Least Competent Gun-Handling
(1) In May, Jeffrey Frett, a former police sergeant in Camden, N.J., pleaded guilty to a scheme to qualify for early retirement by arranging to be shot in the leg. The idea was to attribute the wound to random street violence, but the plan deteriorated, police said, when Frett's wife (the designated shooter) missed his leg, merely ripping a hole in the pants of his uniform. A plainclothes officer nearby responded to the shot and arrested the “suspect.” (2) Ryan Martin, 29, and Erica Clayburn, 20, were charged with reckless endangerment in Derry Township, Pa., in April after Martin was shot in the jaw. The couple had been playing a game resembling "Marco Polo" with a loaded handgun, with an eyes-closed Clayburn firing when Martin shouted "Gun!" (Reportedly, Martin was supposed to duck out of the way before Clayburn pulled the trigger.)
Questionable Judgments
- Principal Terry Eisenbarth apologized to parents and children at Washington Elementary School in Mount Vernon, Iowa, in May and promised to stop his ritual "whammies," in which he summons kids to his office on their birthdays, sings "Happy Birthday" and ceremonially spanks the child's backside with a cushioned hockey stick (with the number of whacks equaling the child's age).

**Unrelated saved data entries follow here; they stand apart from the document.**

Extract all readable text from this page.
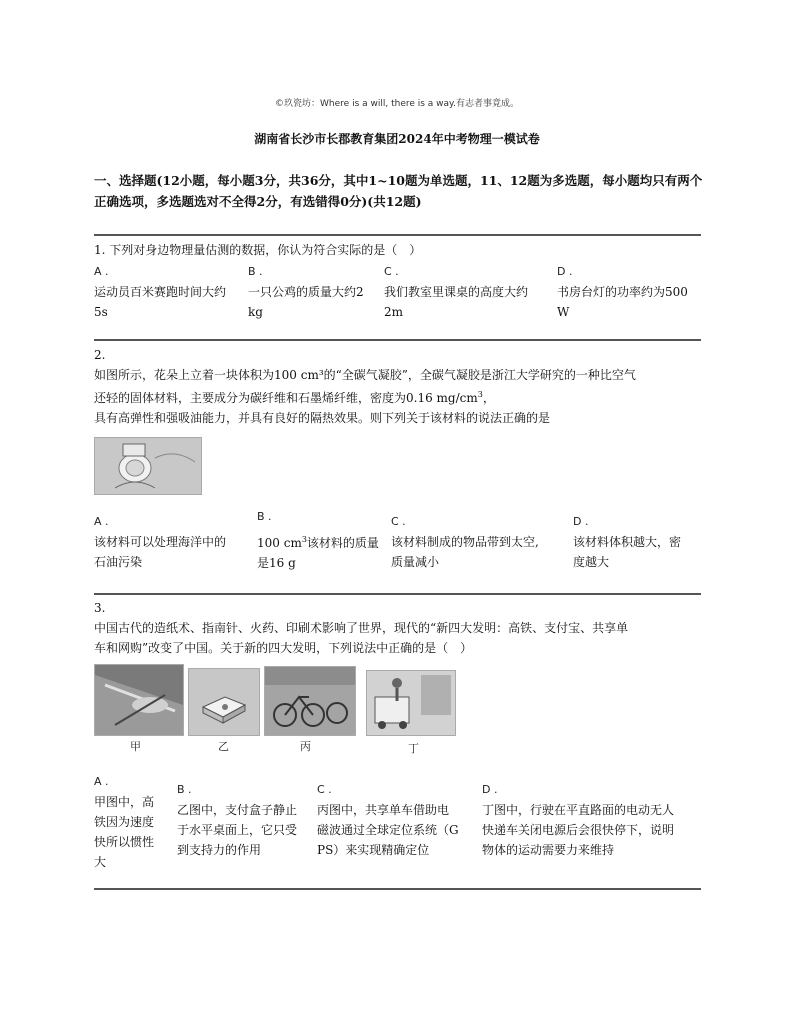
©玖瓷坊：Where is a will, there is a way.有志者事竟成。
湖南省长沙市长郡教育集团2024年中考物理一模试卷
一、选择题(12小题，每小题3分，共36分，其中1~10题为单选题，11、12题为多选题，每小题均只有两个正确选项，多选题选对不全得2分，有选错得0分)(共12题)
1. 下列对身边物理量估测的数据，你认为符合实际的是（　）
A .
运动员百米赛跑时间大约
5s
B .
一只公鸡的质量大约2
kg
C .
我们教室里课桌的高度大约
2m
D .
书房台灯的功率约为500
W
2.
如图所示，花朵上立着一块体积为100 cm³的“全碳气凝胶”，全碳气凝胶是浙江大学研究的一种比空气
还轻的固体材料，主要成分为碳纤维和石墨烯纤维，密度为0.16 $mg/cm^3$，
具有高弹性和强吸油能力，并具有良好的隔热效果。则下列关于该材料的说法正确的是
A .
该材料可以处理海洋中的
石油污染
B .
100 $cm^3$该材料的质量
是16 g
C .
该材料制成的物品带到太空,
质量减小
D .
该材料体积越大，密
度越大
3.
中国古代的造纸术、指南针、火药、印刷术影响了世界，现代的“新四大发明：高铁、支付宝、共享单
车和网购”改变了中国。关于新的四大发明，下列说法中正确的是（　）
甲	乙	丙	丁
A .
甲图中，高
铁因为速度
快所以惯性
大
B .
乙图中，支付盒子静止
于水平桌面上，它只受
到支持力的作用
C .
丙图中，共享单车借助电
磁波通过全球定位系统（G
PS）来实现精确定位
D .
丁图中，行驶在平直路面的电动无人
快递车关闭电源后会很快停下，说明
物体的运动需要力来维持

- The recent Memorial Day weekend was a time of reflection for New York residents of Long Island's Shelter Island, who were honoring a soldier from the neighborhood who had been killed in Afghanistan. The local American Legion had placed new, heavy-duty American flags on telephone poles along a parade route, but afterward was informed that the Long Island Power Authority, which owns the poles, is required by state law to charge a rental fee for the poles.
The Continuing Crisis
Making Out, Cyber-Style: Tokyo's Kajimoto Laboratory has created a tongue-kissing machine to enable lovers to suck face over the Internet, according to a May CNN report. At separate locations, two people place special straws in their mouths and mimic a deep kiss, which is recorded and transmitted to each other's straws. Researcher Nobuhiro Takahashi sees profit in "celebrity" tongue-kissing applications, but said more work is needed to establish individual taste, breathing and tongue moistness. (Another team of Japanese researchers, using a harness-type device, reported making similar advances in Internet "hugging," with sensors that mimic lovers' heartbeats and even spine "tingling" and stomach "butterflies.")
Creme de la Weird
In May, based on six women's complaints, police in Virginia Beach, Va., arrested restaurateur Henry Fitzsimmons, 54, for abduction and sexual assault. Allegedly, Fitzsimmons had harshly spanked the women as punishment for violating the terms of the "scholarship" he supposedly offered them. The women claim that Fitzsimmons is a devotee of the "Spencer Plan" of orderly discipline, in which contracting parties adhere to agreed-on roles that come with a cost of being physically disciplined if they fail to comply with the terms. Fitzsimmons acknowledged his fascination with the Spencer Plan, but denied the assaults. He claimed that he had fired one of the women and that the others were helping her to retaliate.